Japan market summary for Wednesday (Nov. 7)
Nikkei 225 Stock Average: -152.95 (-0.9%) to 16,096.68, extends loss to a fourth session
Nikkei 225 futures Osaka: -140 (-0.9%) to 16,130, Singapore (SGX) -115 (-0.7%) to 16,145, Chicago (CME) *11/6 +180 (+1.1%) to 16,385
TOPIX: -17.90 (-1.1%) to 1,556.69; Advancers 226 x decliners 1,420 (unch. 76), New highs 8 x new lows 129; 9/33 sectors posted gains
Nikkei Jasdaq: -12.14 (-0.7%) to 1,817.25
Yen: strengthened 0.7% against the US$ to the 113.80 level late in Tokyo; weakened 0.2% against the euro to the 166.80 level — Note, the vice chairman of China’s National People’s Congress said the country plans to diversify its reserves in response to a falling U.S. currency.
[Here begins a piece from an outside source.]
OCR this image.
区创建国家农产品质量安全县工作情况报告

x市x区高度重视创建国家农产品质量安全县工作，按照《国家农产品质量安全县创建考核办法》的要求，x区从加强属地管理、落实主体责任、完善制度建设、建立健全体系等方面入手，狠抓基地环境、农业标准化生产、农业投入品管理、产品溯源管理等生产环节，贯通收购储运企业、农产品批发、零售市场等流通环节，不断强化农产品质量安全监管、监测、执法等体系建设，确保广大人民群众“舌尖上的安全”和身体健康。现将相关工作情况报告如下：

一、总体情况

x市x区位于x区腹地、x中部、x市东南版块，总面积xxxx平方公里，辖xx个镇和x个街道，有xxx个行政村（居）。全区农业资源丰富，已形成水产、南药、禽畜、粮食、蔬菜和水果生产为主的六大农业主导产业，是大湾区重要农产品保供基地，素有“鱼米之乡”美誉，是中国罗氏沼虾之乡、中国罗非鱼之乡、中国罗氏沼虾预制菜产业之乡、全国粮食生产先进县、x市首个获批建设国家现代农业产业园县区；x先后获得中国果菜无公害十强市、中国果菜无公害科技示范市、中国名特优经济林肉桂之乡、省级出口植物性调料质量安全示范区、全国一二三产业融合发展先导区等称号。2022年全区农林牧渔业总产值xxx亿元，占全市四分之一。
Notes: The Nikkei has lost more then 4.5% over the past four trading sessions. Instead of retesting 17,000, the Nikkei is now flirting with falling back to the 15,000 level.
Unabated worries about the U.S. subprime mess and how it might affect Japan overshadow generally favorable fiscal Q2 earnings reports.
With the comments out of China regarding its plans to diversify its reserves, there’s now a higher likelihood of the yen strengthening against the US$ even without the Bank of Japan hiking rates — the U.S. subprime mess also favors yen strength. Also, the Fed’s recent cuts have narrowed the rate spread.
Keep in mind however, the yen is still very weak against the euro, a currency region where Japan does a sizable amount of business. The yen’s movement could be mostly offsetting if it strengthens further against the US$ but does the opposite against the euro.
MOTHERS and HERCULES faced more selling, losing 4.4% and 2.8%, respectively.
Toyota released earnings after the market close, beating expectations and raising full-year guidance (see Bloomberg’s coverage).